Doocey announces $1.7m youth mental health respite service for Northland, following coroner report into six youth deaths
A new $1.7 million youth mental health respite service will open in Northland by the end of 2026, in response to a coroner’s findings that fragmented agencies and stretched clinicians failed six young Northlanders who died between 2018 and 2020.
Mental Health Minister Matt Doocey announced the funding this week, alongside three additional youth suicide prevention coordinator roles spread across the mid and Far North. The dedicated Youth Acute Respite Service is intended as an alternative to hospital admission, giving rangatahi in crisis a place to de-escalate and recover without being sent to Auckland’s Starship Hospital, currently the only inpatient option for young people in serious distress.
Doocey described the coroner’s report as “heartbreaking and damning” and said he had disagreed with Health New Zealand’s initial response to the findings. He said the new service would build a “more connected and less fragmented system” and “help guide young people to right support at the right time”, according to a Radio New Zealand report.
The funding will come out of the existing mental health and addiction budget rather than from new money. Officials are aiming to have the respite service operational by October, with the end of 2026 set as a hard deadline. The location within Northland has not yet been chosen, and the contract for delivery has not been publicly named.
The announcement responds to a coroner’s inquest held in November 2024 and reported back in December 2025, which examined six youth suicides in Northland between 2018 and 2020, including a child as young as 12. The coroner found families had run into repeated dead ends, with crisis lines, school counsellors, GPs and the specialist child and adolescent mental health service all pulling in different directions.
Evidence at the inquest revealed Te Roopu Kimiora, the regional child and adolescent mental health service, was managing 700 young people with moderate to high self-harm risk in Northland alone. Each clinician was carrying around 40 patients, well above the national norm. Families described being placed on waiting lists and not making it to the front of the queue in time.
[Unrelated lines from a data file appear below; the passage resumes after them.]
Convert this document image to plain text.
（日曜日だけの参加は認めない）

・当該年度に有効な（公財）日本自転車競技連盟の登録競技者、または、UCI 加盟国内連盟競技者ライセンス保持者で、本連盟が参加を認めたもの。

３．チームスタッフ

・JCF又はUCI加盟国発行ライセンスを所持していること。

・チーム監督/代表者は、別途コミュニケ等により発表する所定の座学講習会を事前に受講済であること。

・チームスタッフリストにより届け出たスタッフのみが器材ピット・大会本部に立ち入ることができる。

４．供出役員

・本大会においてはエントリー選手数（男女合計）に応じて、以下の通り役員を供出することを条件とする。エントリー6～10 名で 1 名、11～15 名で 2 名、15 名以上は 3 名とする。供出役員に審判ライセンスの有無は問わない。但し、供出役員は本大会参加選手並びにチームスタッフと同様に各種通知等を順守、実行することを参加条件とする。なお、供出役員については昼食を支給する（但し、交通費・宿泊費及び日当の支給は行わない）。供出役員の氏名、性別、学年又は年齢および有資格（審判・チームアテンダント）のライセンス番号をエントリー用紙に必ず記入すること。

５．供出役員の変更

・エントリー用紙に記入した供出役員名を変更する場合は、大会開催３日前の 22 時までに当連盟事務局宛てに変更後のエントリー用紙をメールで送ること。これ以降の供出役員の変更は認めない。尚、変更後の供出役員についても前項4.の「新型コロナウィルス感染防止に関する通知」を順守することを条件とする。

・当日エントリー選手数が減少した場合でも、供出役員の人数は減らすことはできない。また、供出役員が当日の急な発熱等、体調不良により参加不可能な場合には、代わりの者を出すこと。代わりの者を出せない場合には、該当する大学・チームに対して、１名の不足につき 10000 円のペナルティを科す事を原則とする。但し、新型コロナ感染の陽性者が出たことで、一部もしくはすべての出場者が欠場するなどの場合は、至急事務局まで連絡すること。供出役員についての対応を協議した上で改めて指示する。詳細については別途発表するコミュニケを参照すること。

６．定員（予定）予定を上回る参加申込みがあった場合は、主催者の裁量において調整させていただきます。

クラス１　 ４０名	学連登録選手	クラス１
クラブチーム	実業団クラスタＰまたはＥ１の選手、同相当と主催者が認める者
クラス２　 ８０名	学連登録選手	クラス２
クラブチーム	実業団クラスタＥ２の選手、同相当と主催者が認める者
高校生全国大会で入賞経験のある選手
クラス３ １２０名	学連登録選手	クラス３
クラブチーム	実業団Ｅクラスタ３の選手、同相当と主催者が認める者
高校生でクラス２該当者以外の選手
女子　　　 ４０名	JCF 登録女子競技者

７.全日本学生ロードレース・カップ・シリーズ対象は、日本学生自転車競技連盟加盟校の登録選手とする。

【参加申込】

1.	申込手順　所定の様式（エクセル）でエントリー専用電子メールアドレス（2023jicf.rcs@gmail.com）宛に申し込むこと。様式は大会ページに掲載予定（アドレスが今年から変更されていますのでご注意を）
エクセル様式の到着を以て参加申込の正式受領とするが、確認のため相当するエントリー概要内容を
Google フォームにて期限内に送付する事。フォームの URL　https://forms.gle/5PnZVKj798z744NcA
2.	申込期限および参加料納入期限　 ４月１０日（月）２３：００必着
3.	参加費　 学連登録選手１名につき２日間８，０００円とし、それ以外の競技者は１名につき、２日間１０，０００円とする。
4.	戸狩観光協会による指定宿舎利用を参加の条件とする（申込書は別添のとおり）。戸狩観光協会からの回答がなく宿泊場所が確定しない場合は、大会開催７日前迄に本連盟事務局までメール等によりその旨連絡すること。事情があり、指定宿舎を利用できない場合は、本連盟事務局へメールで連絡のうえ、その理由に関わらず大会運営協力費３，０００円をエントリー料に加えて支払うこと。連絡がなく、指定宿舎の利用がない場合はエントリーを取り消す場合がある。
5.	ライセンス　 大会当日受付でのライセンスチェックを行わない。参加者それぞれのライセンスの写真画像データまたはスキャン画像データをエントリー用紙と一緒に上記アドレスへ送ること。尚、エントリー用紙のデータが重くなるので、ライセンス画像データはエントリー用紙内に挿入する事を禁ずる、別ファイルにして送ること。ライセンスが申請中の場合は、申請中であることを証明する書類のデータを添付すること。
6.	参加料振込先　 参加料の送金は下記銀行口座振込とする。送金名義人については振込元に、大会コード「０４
Paula Mills, whose 15-year-old daughter Summer Metcalfe was one of the six, told 1News the system had let her family down. “If we can do anything to help these rangatahi and their whānau, let’s do it,” she said. Mills has spoken publicly about the wider failures, saying “our children were failed by this system and all its brokenness”.
Rachel McGillan, clinical nurse lead at Whangārei’s Youth Space service, said crisis presentations have become a daily occurrence. “There’s not a day I don’t have somebody who is talking about their suicide risk factors,” she told 1News.
Te Whatu Ora’s national director of mental health and addiction Selah Hart said the agency’s focus was on ensuring “no one falls through the gaps”. The Children’s Commissioner welcomed the announcement, citing the long distance Northland whānau currently face if their child needs inpatient mental health care in Auckland.
The acute respite service is designed to sit between community talking therapies and full hospital admission. Until now, Northland has had no equivalent option for young people in crisis. Doocey said the three new suicide prevention coordinators would be tasked with stitching together fragmented services across the region, so a young person presenting at one front door, whether that is a school, a GP clinic, an emergency department or a kaupapa Māori health provider, would be connected through to whatever care they need without having to restart the assessment from scratch.
Questions remain about scope. The published material does not specify whether the service will be run by Health New Zealand directly or contracted to a non-government provider, and the announcement did not confirm an upper age limit. That leaves uncertainty about whether the 19 to 25 year old bracket, where suicide rates are highest in New Zealand, will be included.
The coroner’s recommendations went well beyond a single respite service. They included a national review of how rural and provincial regions are resourced for youth mental health care, which has not been funded as part of this week’s announcement.
For Mills and the other bereaved Northland whānau, the funding is partial recognition of what the inquest exposed. Whether it will be enough to prevent another suicide cluster will depend on how quickly the service can be stood up, who is contracted to deliver it, and whether the wider workforce shortfalls in Te Roopu Kimiora can be addressed.
Anyone concerned about a young person in their life can contact the Mental Health Foundation, 1737 (free call or text any time), or Youthline on 0800 376 633.